Yerke aims to foster Internet businesses with new incubator

Elm Grove businessman Norman Yerke knows what it takes to start and operate a business. After all, he’s established a number of companies and has fostered growth to more than $100 million in sales.
Now he wants to help others realize that kind of opportunity – via the new arena of business, the Internet.
Yerke, of Geoffrey-Allison Investments at 13500 Watertown Plank Road, is starting an Internet incubator, modeled partly after a West Coast incubator, idealab!, that helped spawn such successful companies as eToys, Free-PC, and WeddingChannel.com.
“It’s so changing the landscape of international and American business,” Yerke says of the Internet. “They’re doing this on the West Coast; I know we have the talent here, also.”
As at idealab!, Yerke would provide the financing to get the Internet-based operations going. He would also provide administrative help, management advice, and office space. “Creative individuals will provide the ideas,” he adds.
[While he’s currently located in Elm Grove, he’s building a new facility -Park Ridge Office Centre – on a 45-acre wooded setting just north of the I-94 and Highway 164 intersection in Waukesha.]
Yerke, who is also CEO of Mega Construction and C&C Erecting, recently placed a classified ad seeking prospects for the incubator. “I received 20 calls in three weeks,” he said, noting that respondents included existing retail operations and persons who hoped to start businesses. He’s asking the prospects to provide a business plan and he’ll undertake the due diligence involved with any business financing deal.
He anticipates it will be three to six months before the first company would become operational, but he also is very optimistic of the opportunity. “It’s a very exciting prospect,” he says. “And it’s only in its infancy.”

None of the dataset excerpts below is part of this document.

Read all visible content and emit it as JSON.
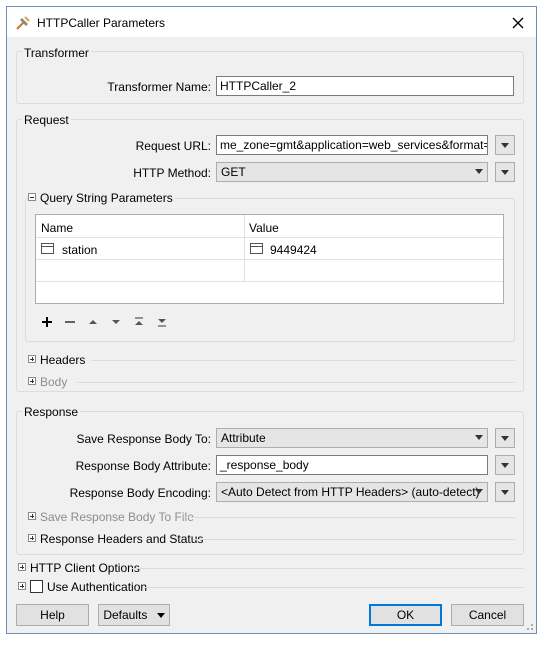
{
  "window": {
    "title": "HTTPCaller Parameters"
  },
  "transformer": {
    "group_title": "Transformer",
    "name_label": "Transformer Name:",
    "name_value": "HTTPCaller_2"
  },
  "request": {
    "group_title": "Request",
    "url_label": "Request URL:",
    "url_value": "me_zone=gmt&application=web_services&format=json",
    "method_label": "HTTP Method:",
    "method_value": "GET",
    "query": {
      "title": "Query String Parameters",
      "columns": [
        "Name",
        "Value"
      ],
      "rows": [
        {
          "name": "station",
          "value": "9449424"
        }
      ]
    },
    "headers_label": "Headers",
    "body_label": "Body"
  },
  "response": {
    "group_title": "Response",
    "save_to_label": "Save Response Body To:",
    "save_to_value": "Attribute",
    "attr_label": "Response Body Attribute:",
    "attr_value": "_response_body",
    "encoding_label": "Response Body Encoding:",
    "encoding_value": "<Auto Detect from HTTP Headers> (auto-detect)",
    "save_file_label": "Save Response Body To File",
    "headers_status_label": "Response Headers and Status"
  },
  "http_client_options_label": "HTTP Client Options",
  "use_auth_label": "Use Authentication",
  "buttons": {
    "help": "Help",
    "defaults": "Defaults",
    "ok": "OK",
    "cancel": "Cancel"
  },
  "icons": [
    "app-transformer-icon",
    "close-icon",
    "plus-icon",
    "minus-icon",
    "move-up-icon",
    "move-down-icon",
    "move-top-icon",
    "move-bottom-icon",
    "chevron-down-icon"
  ]
}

The privately-held idealab!, founded by entrepreneur Bill Gross in March 1996 and backed by a number of other financiers, currently has about 20 businesses in various stages of development.
As with any incubator, not all of the idealab! start-ups have thrived, according to published reports. But those such as eToys have done well.
Idealab! is based in Pasadena and has 25 employees. While financing the start-ups, idealab! does not take a controlling interest in the firms. It does take an equity stake in return – up to 49% — for the start-up capital, technology and services; its maximum investment in any one firm is $250,000.
Yerke, meanwhile, said he’s not yet ready to put a cap on what he’d invest in a company. His current plans are to be the sole financier for the incubator here.
Another West Coast operation similar to idealab! was recently established by Jack Winebaum and Sky Dayton. The two have started eCompanies in Santa Monica, Calif.
Winebaum developed and launched Disney Online and oversaw The Walt Disney Company’s Internet initiatives including ESPN.com, ABCNews.com, ABC.com, Disney.com, and the company’s interest in Infoseek and the Go Network.
Dayton is the founder and chairman of Earthlink, an Internet service provider with 1.15 million customers. Both EarthLink and Disney will be founding strategic investors in eCompanies.
Yerke can be reached in Elm Grove at 414-821-3075. The growth of e-commerce as a means of selling products and services via the Internet has brought attention to the way state and local taxes are applied to Internet purchases. Shopping via the Internet is similar tax-wise to shopping via catalog – if a store does not have a physical presence in a state, that state cannot compel the store to collect state sales tax on an item purchased by a customer living in the state.
Catalog sales aren’t tax-free – income tax forms contain a line for use tax, on which consumers are supposed to indicate how much they spent on goods purchased out of state. But state and local officials around the country fear that tax filers don’t honestly pay use taxes, and with the boom in Internet shopping states stand to lose big money.
Last October Congress passed the Internet Tax Freedom Act, which imposed a three-year moratorium on Internet taxation and called for the formation of a committee to study the issue.
“The act isn’t meant to give Internet business preferential treatment,” said Jim Eads, a partner at Ernst & Young LLP’s Atlanta office. “The point is to make sure state governments can’t single out and tax commerce occurring via the Internet that will put it at a disadvantage vis-a-vis other commerce.”
From the small-business-point-of-view, the Internet provides a relatively inexpensive opportunity for entrepreneurs to start a business. Start-up costs are lower because a physical store is not needed necessarily, and the Internet allows for global exposure of a business.
“There is a huge opportunity for small businesses on the Internet, but many small businesses don’t have time to think about going online,” said Chris Zuzick, a vice president with Anderson/Roethle, Inc., in Milwaukee. “Fear of extra taxes will just prevent small businesses from using the Internet to their advantage.”
In addition to the issue of taxing products and services sold over the Internet, taxation of Internet access also is a concern the Internet Tax Freedom Act will address, Eads said. The moratorium applies to Internet access, and opponents of state-taxed Internet access say such a tax system would undermine the potential the Internet has for business.
“If Internet access is taxed, small businesses might look at it as an unjustified expenditure they can’t afford,” Zuzick said. “That will further prevent companies from using the Internet to grow their business.”